Cuando estábamos en clase con Andrés, él nos recordaba todo el tiempo lo importante que era caminar las montañas, recorrer los caminos, acampar en los bosques y en los páramos, buscar las cumbres y escuchar los sonidos de la naturaleza. La sensasión era que la única forma válida pasaba por la vida del nómada cómo versión última de todas las cosas. Una suerte de budismo con botas, desligado de todo y de todos.
Con el tiempo y la vida (con mucha suerte, también), he podido descubrir que esa no debe ser la única versión, la única forma permitida de caminar por el mundo. Uno también puede recorrer las calles, los barrios, las tiendas, los restaurantes. Las plazas, los parques, las rondas de los ríos, los malecones. Los buses, los metros, los taxis, los trenes. La esquina anónima. La esquina que queda diagonal a la esquina famosa. La calle anónima que desemboca en el lugar famoso.

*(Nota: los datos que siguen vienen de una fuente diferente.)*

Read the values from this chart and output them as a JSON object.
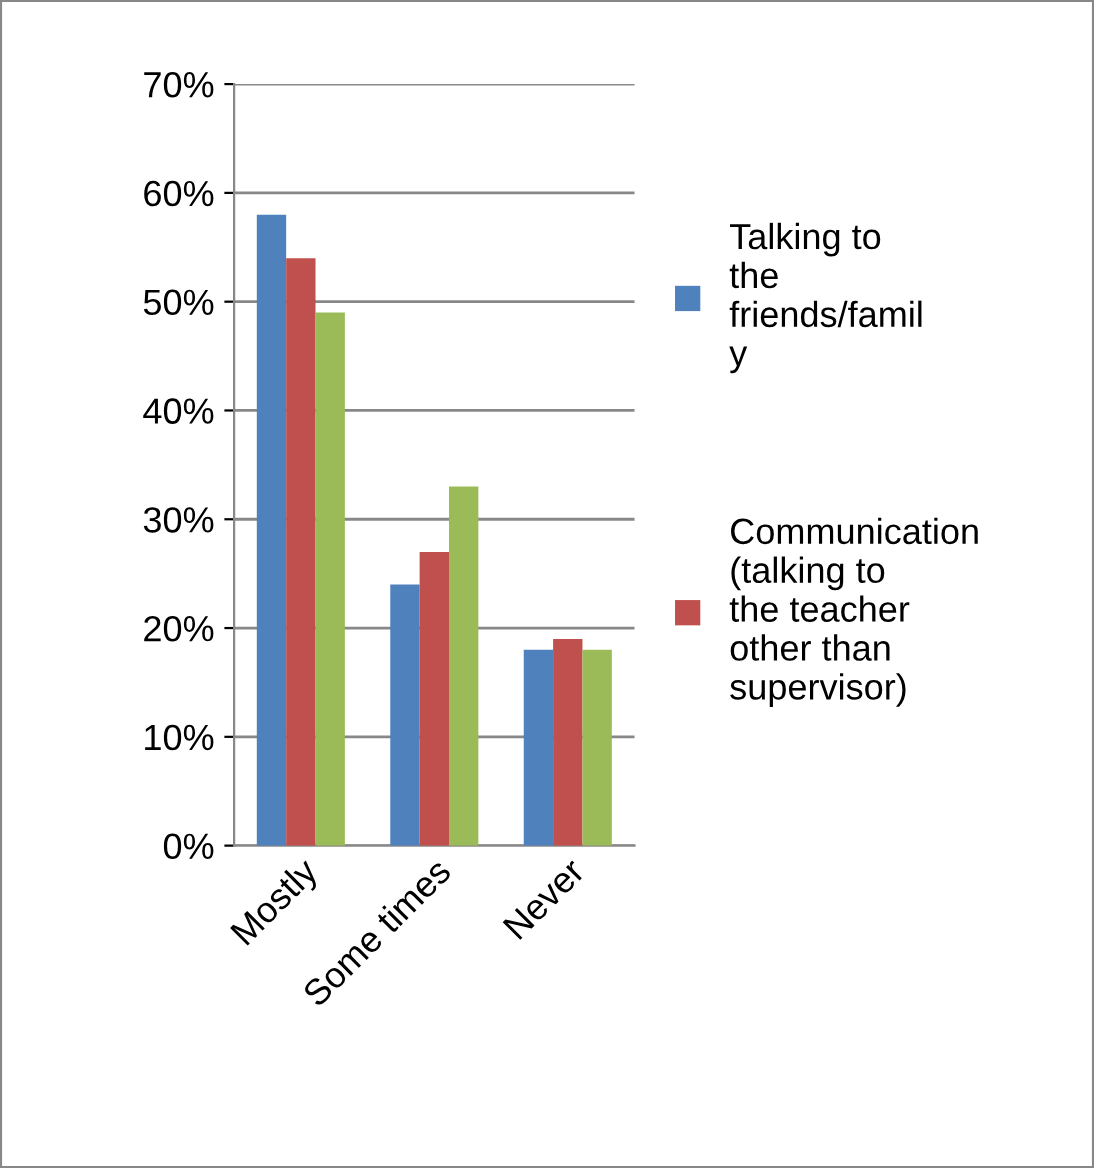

Y en todos esos lugares, las personas. No la masa, de la que seguimos huyendo el noventa y nueve por ciento de las veces; las personas, cada persona con la que nos cruzamos en medio de su propia vida, de su propio viaje. Cada historia, miles de historias. Y en ellas, nosotros reflejados.

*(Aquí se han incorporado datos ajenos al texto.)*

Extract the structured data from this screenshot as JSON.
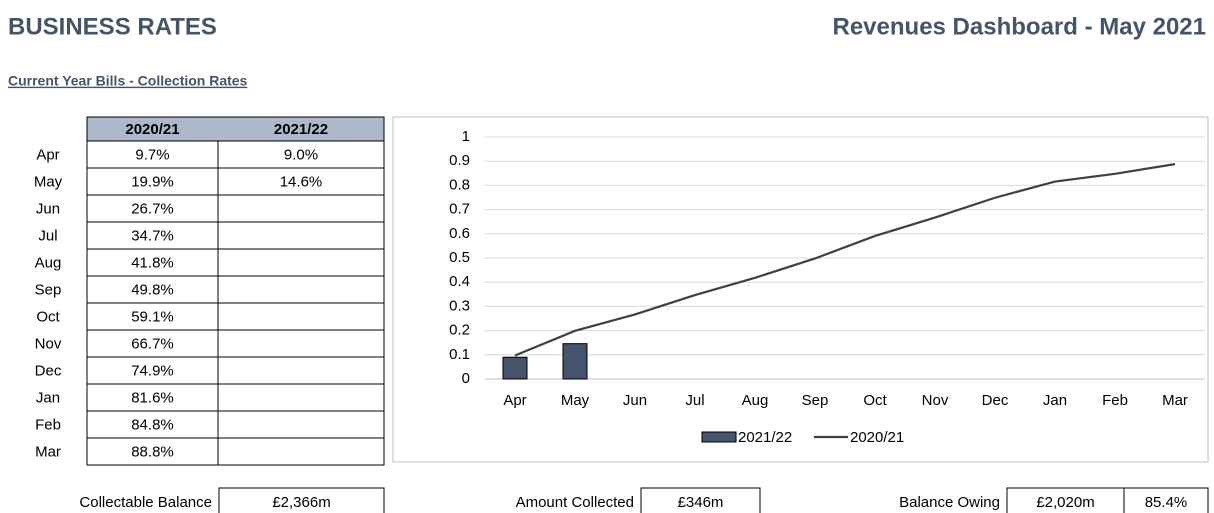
{
  "header": {
    "title": "BUSINESS RATES",
    "dashboard": "Revenues Dashboard - May 2021",
    "subtitle": "Current Year Bills - Collection Rates"
  },
  "table": {
    "columns": [
      "2020/21",
      "2021/22"
    ],
    "rows": [
      [
        "9.7%",
        "9.0%"
      ],
      [
        "19.9%",
        "14.6%"
      ],
      [
        "26.7%"
      ],
      [
        "34.7%"
      ],
      [
        "41.8%"
      ],
      [
        "49.8%"
      ],
      [
        "59.1%"
      ],
      [
        "66.7%"
      ],
      [
        "74.9%"
      ],
      [
        "81.6%"
      ],
      [
        "84.8%"
      ],
      [
        "88.8%"
      ]
    ]
  },
  "chart_data": {
    "type": "combo",
    "categories": [
      "Apr",
      "May",
      "Jun",
      "Jul",
      "Aug",
      "Sep",
      "Oct",
      "Nov",
      "Dec",
      "Jan",
      "Feb",
      "Mar"
    ],
    "series": [
      {
        "name": "2021/22",
        "type": "bar",
        "color": "#44546a",
        "values": [
          0.09,
          0.146,
          null,
          null,
          null,
          null,
          null,
          null,
          null,
          null,
          null,
          null
        ]
      },
      {
        "name": "2020/21",
        "type": "line",
        "color": "#404040",
        "values": [
          0.097,
          0.199,
          0.267,
          0.347,
          0.418,
          0.498,
          0.591,
          0.667,
          0.749,
          0.816,
          0.848,
          0.888
        ]
      }
    ],
    "ylim": [
      0,
      1
    ],
    "yticks": [
      0,
      0.1,
      0.2,
      0.3,
      0.4,
      0.5,
      0.6,
      0.7,
      0.8,
      0.9,
      1
    ],
    "grid": true,
    "legend": "bottom"
  },
  "summary": [
    {
      "label": "Collectable Balance",
      "values": [
        "£2,366m"
      ]
    },
    {
      "label": "Amount Collected",
      "values": [
        "£346m"
      ]
    },
    {
      "label": "Balance Owing",
      "values": [
        "£2,020m",
        "85.4%"
      ]
    }
  ]
}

Es la infinita música de las cosas, pero reconociéndonos también como parte del mundo. Tiene el mismo mérito escuchar con atención el trajinar de la calle desconocida que el canto de los pájaros en el medio del bosque. En ambos somos ajenos al lugar y a sus habitantes, en ambos existimos (idealmente) desde un lugar humilde y silencioso donde nada nos pertenece y por ello mismo, no hay apego alguno. Es el taller que parlotea y canta de Baudelaire.
Mis piés, Andrés, también regresan siempre olorosos a caminos. Otros caminos, los que yo mismo encuentro al andar.